Ps. Szczególnej uwadze polecam Wam publikację na temat mojej ukochanej linii SUKIN Super Greens na bazie składników z gamy superfood. Naprawdę warto! -> KLIK
SUKIN - Roślinne dezodoranty w sprayu
Jedną z nowości, która najbardziej mnie zaciekawiła jest seria roślinnych dezodorantów w formie mgiełki. Od razu wiedziałam, że muszę je wypróbować, tym bardziej gdy zobaczyłam, że kompozycje zapachowe wcale nie są takie oczywiste. Już wcześniej w ofercie widziałam dezodorant z zielonej serii, ale jakoś nie złożyło się, żebym go testowała, więc teraz, gdy pojawiły się premierowe nowości stwierdziłam, że nie ma sensu czekać. Fresh Cotton i Ocean Mist trafiły więc do mnie w pierwszej kolejności. Cechą wspólną dla wszystkich wersji jest oczywiście fakt, że nie zawierają soli aluminium, a dodatkowo wzbogacone są aloesem, łopianem i pokrzywą. Substancją aktywną działającą deodoryzująco i antybakteryjnie jest fenolosulfonian cynku (INCI: Zinc Phenolsulfonate) dość rzadko spotykany w naturalnych produktach. Dezodoranty w formie mgiełki są niesamowicie przyjemne i proste w obsłudze - mgiełka jest delikatna, nie pozostawia efektu mokrej pachy, a sam dezodorant wchłania się bardzo szybko - przyznam, że to fajna odskocznia od kremowych formuł i coś mało spotykanego na rynku.
Zapach Fresh Cotton, czyli świeża bawełna to połączenie orzeźwiających, naturalnych zapachów pudrowej bawełny, lilii, jaśminu i drzewa cedrowego, które wywołują uczucie świeżości i czystości. Przyznam szczerze, że ta kompozycja urzekła mnie od pierwszego użycia!
Wersja Ocean Mist to z kolei kompozycja Marine Accord, mięty, fiołka i drewna Driftwood, która tworzy niecodzienną świeżą, ale bardzo intrygującą mieszankę, która również może spodobać się mężczyznom.

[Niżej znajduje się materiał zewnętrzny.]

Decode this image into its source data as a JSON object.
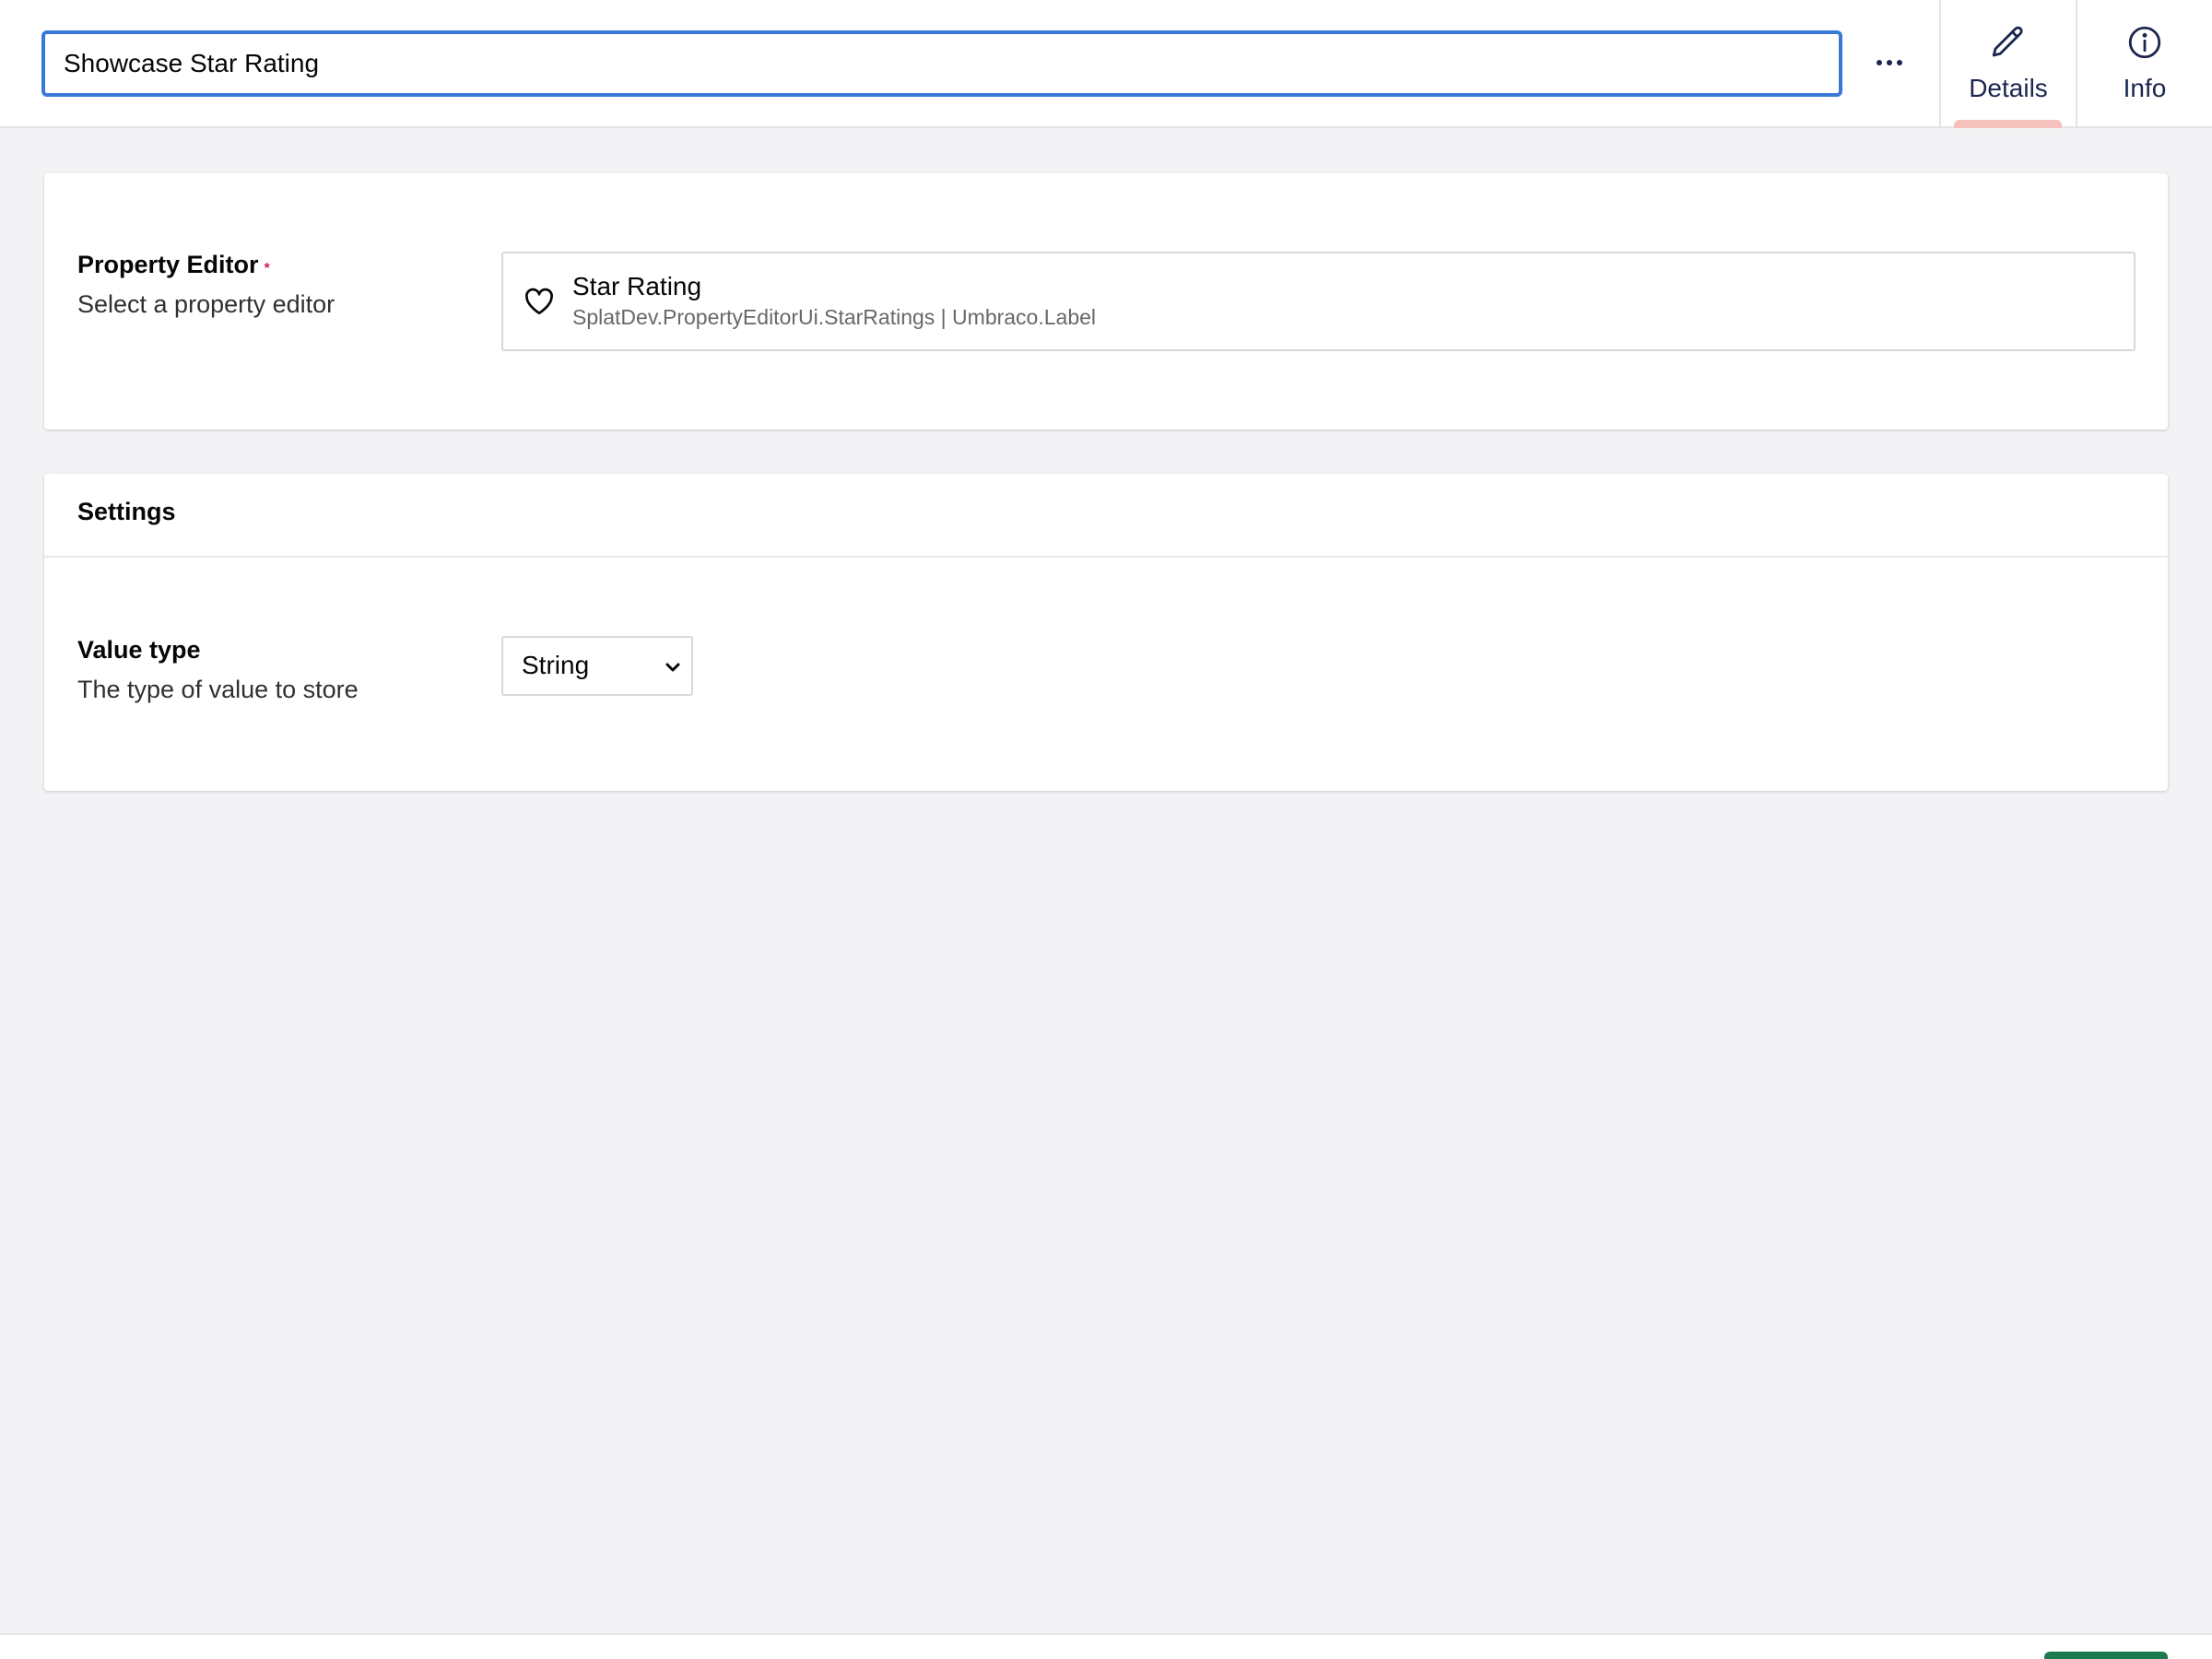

Oba dezodoranty kosztują 49,99 zł. za 125 ml, co naprawdę wypada bardzo korzystnie zważywszy na to, że produkty dozowane w formie mgiełki są niezwykle wydajne.
W tym momencie warto również podkreślić diametralną różnicę pomiędzy dezodorantami i antyperspirantami, błędnie zestawianymi ze sobą razem. To też da Wam pogląd na działanie produktów marki Sukin.
Skład: Water (Aqua), Aloe Barbadensis Leaf Juice, Alcohol Denat., Zinc Phenolsulfonate, Ceteareth-20, Urtica Dioica (Nettle) Leaf Extract, Arctium Lappa Root Extract (Burdock), Equisetum Arvense Extract (Horsetail), Vanilla Planifolia Fruit Extract, Glycerin, Fragrance (Parfum)*, Citric Acid, Amyl Cinnamic Aldehyde**, Citronellol**, Limonene**, Linalool**.
*Naturalny zapach
**Składnik naturalnego zapachu
Dezodorant a antyperspirant
Sukin - maski w biodegradowalnym płacie
*naturalny składnik olejków eterycznych
- kontrolująca błyszczenie maska z serii OIL BALANCING, czyli linii przeznaczonej stricte do skór tłustych, zanieczyszczonych, trądzikowych i ogólnie rzecz ujmując trudnych w pielęgnacji pod kątem nadmiernego wydzielania sebum i pojawiających się wyprysków. W swoim składzie zawiera bambusowy węgiel. Pomaga zmatowić skórę, usunąć nadmiar sebum i uchronić przed zanieczyszczeniami środowiska. Pozostawia skórę unormowaną, nawilżoną i zdrową. Pomaga oswoić kłopotliwą strefę T. Linia OIL BALANCING zawiera mnóstwo różnej maści produktów - jako że nie jest ona przeznaczona dla mojego rodzaju skóry, nie miałam przyjemności jej używać, ale wiem, że mnóstwo osób ją zachwala i szczególnej uwadze poleca ściągający tonik do twarzy. Warto zerknąć.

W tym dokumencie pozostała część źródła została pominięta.